Enfin, débordant de joie, il put mander au ministère : « J’ai trois cents livres de moins sur le cœur ! Je suis heureux ! Le but est atteint ! L’honneur du Roi et du pays est sauvé ! Tout favorise le trône de Juillet ! »

S’il exultait ainsi, c’est qu’il avait reçu de la Duchesse de Berry la lettre suivante :

« Général, pressée par les circonstances et par les mesures ordonnées par le Gouvernement, quoique j’eusse les motifs les plus graves pour tenir mon mariage secret, je crois devoir à moi-même ainsi qu’à mes enfants de déclarer m’être mariée secrètement pendant mon séjour en Italie. »

Le 10 mai 1833, la Duchesse donnait le jour à une fille qu’elle déclarait issue de son union légitime avec le comte Hector Lucchesi Palli.

Charles X, le Duc et la Duchesse d’Angoulême, le Duc de Bordeaux et Mademoiselle avaient quitté l’Ecosse pour s’établir à Prague où l’empereur d’Autriche leur donnait pour demeure le palais du Hradschin. Ce fut pour le vieux Roi exilé un coup bien cruel quand il apprit les événements de Blaye et les révélations de sa belle-fille la Duchesse de Berry. Quelle attitude allait-il avoir à son égard ? Elle était tutrice du Duc de Bordeaux et de Mademoiselle, les deux enfants qu’elle avait eus du Duc de Berry. En outre par l’abdication de Charles X et du Duc d’Angoulême, les droits au trône de France étaient passés au jeune Duc de Bordeaux et, de ce fait, si une nouvelle restauration se produisait, sa mère devenait régente du royaume.
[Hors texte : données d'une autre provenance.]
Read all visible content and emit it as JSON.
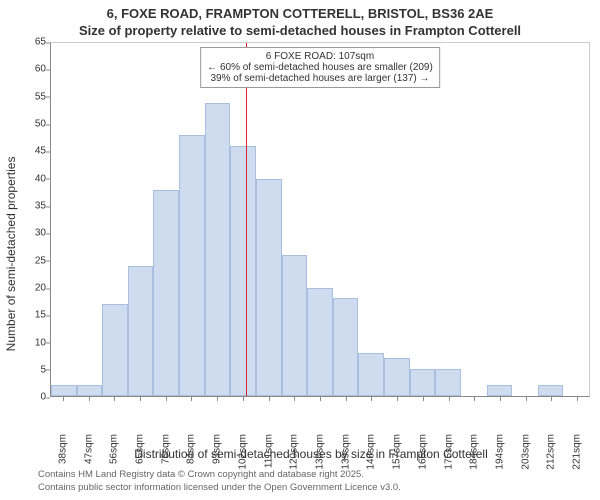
{
  "title": "6, FOXE ROAD, FRAMPTON COTTERELL, BRISTOL, BS36 2AE",
  "subtitle": "Size of property relative to semi-detached houses in Frampton Cotterell",
  "chart": {
    "type": "histogram",
    "ylabel": "Number of semi-detached properties",
    "xlabel": "Distribution of semi-detached houses by size in Frampton Cotterell",
    "ylim": [
      0,
      65
    ],
    "ytick_step": 5,
    "bar_color": "#cfdcef",
    "bar_border_color": "#a8bfe0",
    "background_color": "#ffffff",
    "axis_color": "#888888",
    "bins": [
      {
        "label": "38sqm",
        "value": 2
      },
      {
        "label": "47sqm",
        "value": 2
      },
      {
        "label": "56sqm",
        "value": 17
      },
      {
        "label": "65sqm",
        "value": 24
      },
      {
        "label": "75sqm",
        "value": 38
      },
      {
        "label": "84sqm",
        "value": 48
      },
      {
        "label": "93sqm",
        "value": 54
      },
      {
        "label": "102sqm",
        "value": 46
      },
      {
        "label": "111sqm",
        "value": 40
      },
      {
        "label": "120sqm",
        "value": 26
      },
      {
        "label": "130sqm",
        "value": 20
      },
      {
        "label": "139sqm",
        "value": 18
      },
      {
        "label": "148sqm",
        "value": 8
      },
      {
        "label": "157sqm",
        "value": 7
      },
      {
        "label": "166sqm",
        "value": 5
      },
      {
        "label": "175sqm",
        "value": 5
      },
      {
        "label": "184sqm",
        "value": 0
      },
      {
        "label": "194sqm",
        "value": 2
      },
      {
        "label": "203sqm",
        "value": 0
      },
      {
        "label": "212sqm",
        "value": 2
      },
      {
        "label": "221sqm",
        "value": 0
      }
    ],
    "marker": {
      "color": "#d9252a",
      "bin_index": 7.6,
      "callout_line1": "6 FOXE ROAD: 107sqm",
      "callout_line2": "← 60% of semi-detached houses are smaller (209)",
      "callout_line3": "39% of semi-detached houses are larger (137) →"
    },
    "label_fontsize": 12,
    "tick_fontsize": 10,
    "title_fontsize": 13
  },
  "footer": {
    "line1": "Contains HM Land Registry data © Crown copyright and database right 2025.",
    "line2": "Contains public sector information licensed under the Open Government Licence v3.0."
  }
}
Cette régence, cette tutelle pouvaient-elles être compatibles avec le mariage secret que venait de contracter la princesse ? Elle manifestait l’intention de venir à Prague. Avant de l’y accueillir, Charles X ne devait-il pas exiger qu’elle lui communiquât l’acte authentique établissant son union avec le comte Lucchesi Palli ?

Pour ces diverses questions qui soulevèrent de pénibles incidents, le comte de Montbel servit d’intermédiaire entre Charles X et la Duchesse de Berry. Les pages qui vont suivre, extraites de son Journal inédit, relatent les péripéties curieuses, les heurts douloureux que provoqua toute cette affaire.

GUY DE MONTBEL.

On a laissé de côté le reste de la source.